Write it in capital letters, so many died.

I slow past the tents, cruise the mile home
imagining horses, wagons, caissons--
suddenly realize they’d have swarmed
the wood behind my house, marched right
through the land I peacefully inhabit,
bindweed grasping at bloodstained brogans–
what if blood that swells my Hoosier veins
was shed right here?

Great-grandfather, born where catbirds call,
wakened instead by the sweet-singing mockers
his folks once woke to in Virginia: did their
melodies mock the blue of his Union jacket?
Oak leaves crunching underfoot, ghost-ridden
moss tangling with his whiskers, cannonboom
driving him on to grapple–did his bayonet
draw kinsmen’s blood? Did shot from his parents’
nephew’s rifle graze his sweat-grimed neck?

Turkey-oak acorns I bag for rescued squirrels
cracked beneath worn-out boots-- likely
both sides treasured whole corns to make coffee.
My yard’s by a swale they might soak them in,
get water, and Barnard’s Creek’s a handy stroll.

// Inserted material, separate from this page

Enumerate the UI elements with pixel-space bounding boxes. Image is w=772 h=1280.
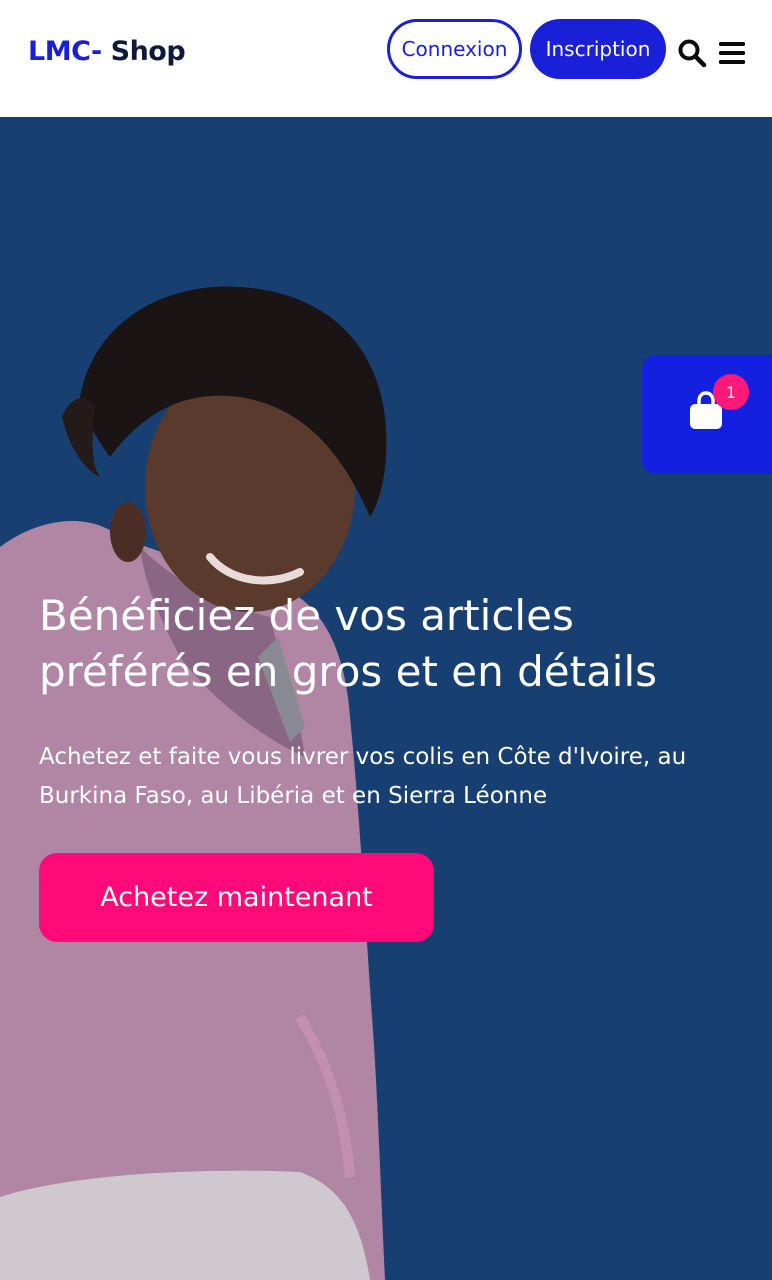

Hoosier creeks harbor no ‘gators. After
trailing otter and muskrat on Brandywine,
did he spy a scaly monster in Whiskey Creek,
or just imagine one? Eat skinny gray squirrel
here while dreaming of plump red scolding
chatterers back home? Battle noise
would have driven deer away.

He could have passed a cousin. Could have
cussed him, killed him, never knowing.
I could turn earth they bled in to plant my daffs.

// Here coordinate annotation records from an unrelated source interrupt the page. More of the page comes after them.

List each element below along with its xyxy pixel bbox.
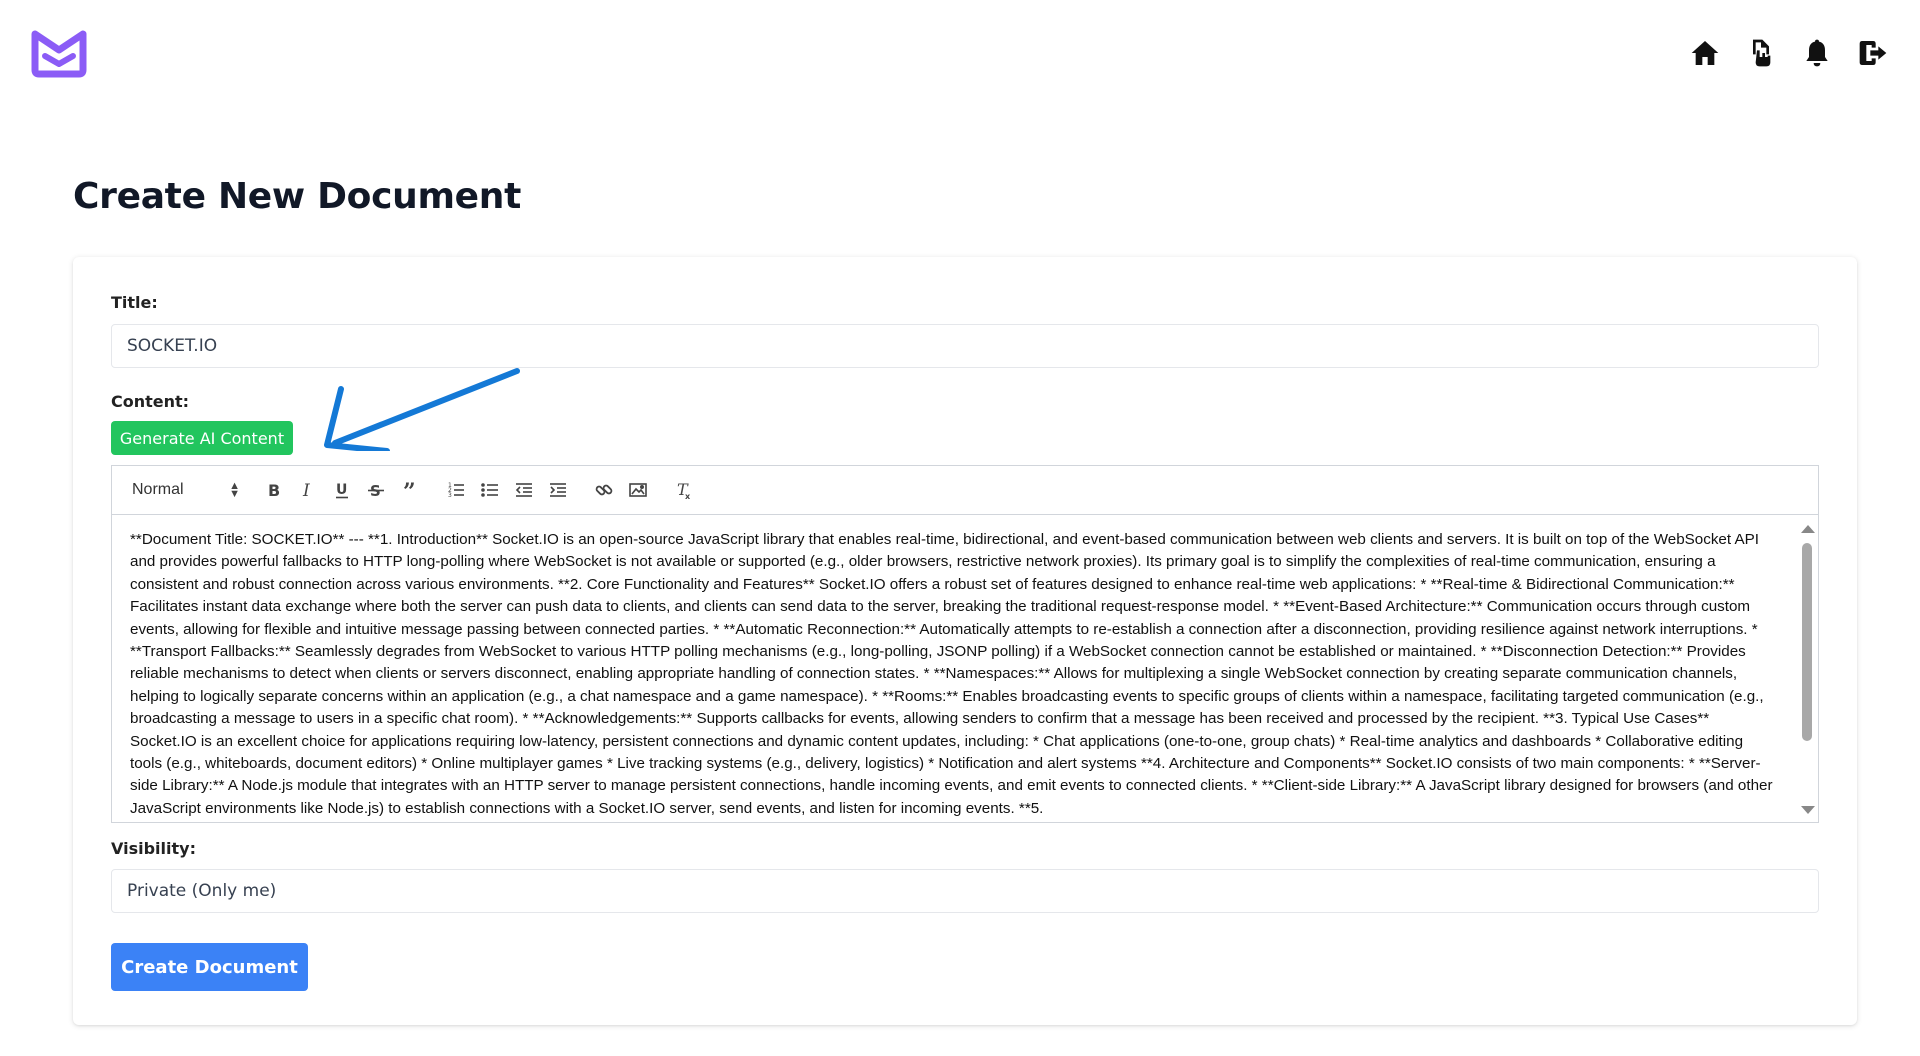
- heading-select[interactable]: Normal ▲ ▼: [132, 476, 240, 504]
- title-input[interactable]: SOCKET.IO: [111, 324, 1819, 368]
- bold-icon[interactable]: B: [262, 478, 286, 502]
- bullet-list-icon[interactable]: [478, 478, 502, 502]
- heading-select-value: Normal: [132, 481, 184, 498]
- generate-ai-content-button[interactable]: Generate AI Content: [111, 421, 293, 455]
- title-label: Title:: [111, 293, 158, 312]
- italic-icon[interactable]: I: [296, 478, 320, 502]
- visibility-select[interactable]: Private (Only me): [111, 869, 1819, 913]
- image-icon[interactable]: [626, 478, 650, 502]
- notifications-icon[interactable]: [1800, 36, 1834, 70]
- scroll-down-icon[interactable]: [1801, 806, 1815, 814]
- annotation-arrow-icon: [324, 368, 520, 451]
- svg-text:x: x: [685, 492, 691, 500]
- indent-icon[interactable]: [546, 478, 570, 502]
- strikethrough-icon[interactable]: S: [364, 478, 388, 502]
- scroll-up-icon[interactable]: [1801, 525, 1815, 533]
- svg-text:B: B: [268, 481, 280, 500]
- content-label: Content:: [111, 392, 190, 411]
- format-group: B I U S ”: [262, 478, 422, 502]
- app-logo[interactable]: [29, 26, 89, 80]
- svg-text:”: ”: [403, 480, 416, 500]
- clean-group: Tx: [672, 478, 696, 502]
- editor-scrollbar[interactable]: [1796, 515, 1818, 822]
- document-form-card: Title: SOCKET.IO Content: Generate AI Co…: [73, 257, 1857, 1025]
- editor-content[interactable]: **Document Title: SOCKET.IO** --- **1. I…: [112, 515, 1796, 822]
- underline-icon[interactable]: U: [330, 478, 354, 502]
- create-document-button[interactable]: Create Document: [111, 943, 308, 991]
- svg-text:I: I: [302, 481, 310, 500]
- home-icon[interactable]: [1688, 36, 1722, 70]
- editor-toolbar: Normal ▲ ▼ B I U S ” 123 Tx: [112, 466, 1818, 515]
- list-group: 123: [444, 478, 570, 502]
- svg-text:U: U: [336, 482, 347, 498]
- clear-format-icon[interactable]: Tx: [672, 478, 696, 502]
- documents-icon[interactable]: [1744, 36, 1778, 70]
- blockquote-icon[interactable]: ”: [398, 478, 422, 502]
- logo-icon: [31, 30, 87, 78]
- page-title: Create New Document: [73, 176, 522, 217]
- logout-icon[interactable]: [1856, 36, 1890, 70]
- ordered-list-icon[interactable]: 123: [444, 478, 468, 502]
- svg-text:3: 3: [448, 492, 452, 499]
- top-nav: [1688, 36, 1890, 70]
- outdent-icon[interactable]: [512, 478, 536, 502]
- select-arrows-icon: ▲ ▼: [229, 480, 240, 500]
- visibility-label: Visibility:: [111, 839, 196, 858]
- content-editor: Normal ▲ ▼ B I U S ” 123 Tx **Document T…: [111, 465, 1819, 823]
- link-icon[interactable]: [592, 478, 616, 502]
- scroll-thumb[interactable]: [1802, 543, 1812, 741]
- media-group: [592, 478, 650, 502]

They fought a War that freed some dark-skinned
folk thinned with that same blood, if tales
of lads strayed into cabins held sad truth.
He could have met a dark face like his own,
found common feature in both black and white.
I’ve seen a woman here who twins a well-known
actor–except her satin skin is cocoa-brown.

His forebears in Virginia had owned people.
His parents, hating slavery, traveled west,
forsaking home and comfort to salve conscience.

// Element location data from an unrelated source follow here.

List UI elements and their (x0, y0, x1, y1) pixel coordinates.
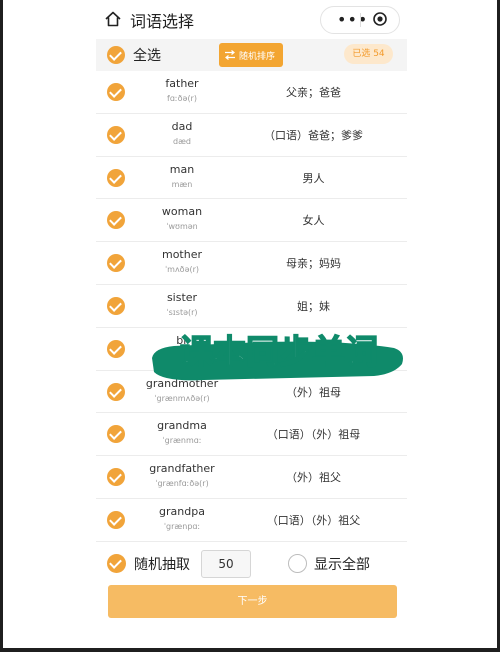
more-menu-button[interactable]: ••• (337, 10, 368, 29)
word-checkbox[interactable] (107, 468, 125, 487)
word-chinese: 女人 (302, 214, 325, 228)
word-phonetic: ˈgrænmɑː (162, 436, 202, 446)
word-chinese: （口语）（外）祖父 (266, 513, 361, 527)
shuffle-button[interactable]: 随机排序 (219, 43, 283, 67)
word-phonetic: mæn (171, 179, 193, 189)
word-phonetic: dæd (172, 136, 191, 146)
word-row[interactable]: mother ˈmʌðə(r) 母亲；妈妈 (96, 242, 407, 285)
word-row[interactable]: woman ˈwʊmən 女人 (96, 199, 407, 243)
frame-border-left (0, 0, 3, 652)
home-icon[interactable] (104, 10, 122, 28)
word-row[interactable]: grandfather ˈgrænfɑːðə(r) （外）祖父 (96, 456, 407, 499)
word-checkbox[interactable] (107, 510, 125, 529)
word-checkbox[interactable] (107, 425, 125, 444)
word-checkbox[interactable] (107, 296, 125, 315)
top-bar: 词语选择 ••• (0, 0, 500, 38)
bottom-controls: 随机抽取 50 显示全部 (96, 546, 407, 580)
word-english: father (165, 77, 199, 90)
page-title: 词语选择 (130, 12, 195, 31)
word-phonetic: fɑːðə(r) (167, 94, 197, 103)
word-checkbox[interactable] (107, 83, 125, 101)
word-checkbox[interactable] (107, 254, 125, 273)
word-list: father fɑːðə(r) 父亲；爸爸 dad dæd （口语）爸爸；爹爹 man mæn… (96, 71, 407, 542)
word-english: grandpa (159, 504, 205, 518)
word-checkbox[interactable] (107, 211, 125, 230)
select-toolbar: 全选 随机排序 已选 54 (96, 39, 407, 71)
shuffle-icon (225, 50, 235, 60)
next-step-button[interactable]: 下一步 (108, 585, 397, 618)
shuffle-button-label: 随机排序 (239, 52, 276, 62)
word-english: dad (171, 119, 193, 133)
word-phonetic: ˈgrænpɑː (163, 521, 201, 531)
random-pick-checkbox[interactable] (107, 554, 126, 573)
watermark-text: 课本同步单词 (180, 332, 378, 371)
close-miniapp-icon[interactable] (373, 12, 387, 26)
random-pick-label[interactable]: 随机抽取 (134, 554, 190, 574)
select-all-label[interactable]: 全选 (133, 45, 161, 65)
word-chinese: （口语）爸爸；爹爹 (264, 128, 363, 142)
word-chinese: 男人 (302, 171, 325, 185)
word-english: mother (161, 248, 203, 262)
word-english: grandfather (149, 462, 215, 476)
word-checkbox[interactable] (107, 168, 125, 187)
miniapp-capsule: ••• (320, 6, 400, 34)
word-row[interactable]: grandma ˈgrænmɑː （口语）（外）祖母 (96, 413, 407, 457)
word-checkbox[interactable] (107, 339, 125, 358)
word-chinese: （口语）（外）祖母 (266, 428, 361, 442)
word-checkbox[interactable] (107, 125, 125, 144)
word-row[interactable]: man mæn 男人 (96, 157, 407, 200)
selected-count-badge: 已选 54 (344, 44, 393, 64)
word-phonetic: ˈsɪstə(r) (166, 307, 198, 317)
word-english: woman (161, 205, 203, 219)
capsule-divider (360, 13, 361, 27)
word-chinese: 父亲；爸爸 (286, 86, 341, 99)
frame-border-bottom (0, 648, 500, 652)
word-chinese: （外）祖父 (286, 471, 341, 485)
pick-count-input[interactable]: 50 (201, 550, 251, 578)
word-english: grandma (157, 419, 207, 433)
word-row[interactable]: grandpa ˈgrænpɑː （口语）（外）祖父 (96, 499, 407, 542)
word-row[interactable]: dad dæd （口语）爸爸；爹爹 (96, 114, 407, 157)
word-chinese: 姐；妹 (297, 299, 330, 313)
word-phonetic: ˈwʊmən (166, 222, 198, 232)
word-row[interactable]: father fɑːðə(r) 父亲；爸爸 (96, 71, 407, 114)
select-all-checkbox[interactable] (107, 46, 125, 64)
word-english: sister (166, 290, 198, 304)
word-phonetic: ˈgrænfɑːðə(r) (155, 479, 209, 489)
word-chinese: 母亲；妈妈 (286, 257, 341, 271)
show-all-label[interactable]: 显示全部 (314, 554, 370, 574)
word-phonetic: ˈmʌðə(r) (164, 265, 200, 275)
show-all-radio[interactable] (288, 554, 307, 573)
word-english: man (169, 162, 195, 176)
word-checkbox[interactable] (107, 382, 125, 401)
watermark-sticker: 课本同步单词 (152, 331, 403, 381)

These re-enactors’ tents are far too white. I think
of Eric’s, stained with red Alabama clay.
Six feet four, the age of my son then,
re-enactor and father to two sweet lads, he took
care of college buildings and my Florida house
and a few others, kept goats to teach his boys,
took them camping at Disney World, would
take them re-enacting when they’re older.
“Do you believe in that cause?” I asked him
of his stars-and-bars regiment: “No, ma’am,” he said,
“but I love the history.” One night class a term,
he was slowly gaining ground on a degree
so he could teach it.

                        Re-enactments leave no dead,
but two months after I moved to Carolina, as he
drove the winding wood-bound road to his home
a dump truck swerved and much-loved Eric died
protecting his family, taking the awful weight
with his big body. I cried to God, I’ve lived
threescore and ten, why not take me instead
of leaving those dear boys without fine father,
his boyhood love to grieve and cope alone?
I think of them now as I think of all young men
who died in strange woods, children left fatherless,
sweethearts and elders who’ve cried to God
for stalwarts lost too soon. For tragic waste.

Did Great-grandfather expiate ancestral sin?
Home from the war, he lived for public service,
sired a large brood of useful citizens, said
he’d be ready to die when he ceased to learn.
A paternal twice-great grandfather piped an Illinois
regiment to Tennessee, where he fell in 1863
long before his army fought to Carolina,
genes and his Irish flute and a bearded tintype
all we have of him. Five children bereft–
yet their sacrifice helped make it sure
a rainbow of free faces filled our college.
A black man of forty told me he was Hamlet,
“crazy as it sounds.” “So am I,” I said.
Waste is re-enacted again and again,
but on this day before Lent begins, as I ponder
how my landscape may be hallowed, a breeze
ferries the cold sweet fragrance of osmanthus,
tinges moss veiling the live oaks with forgiveness.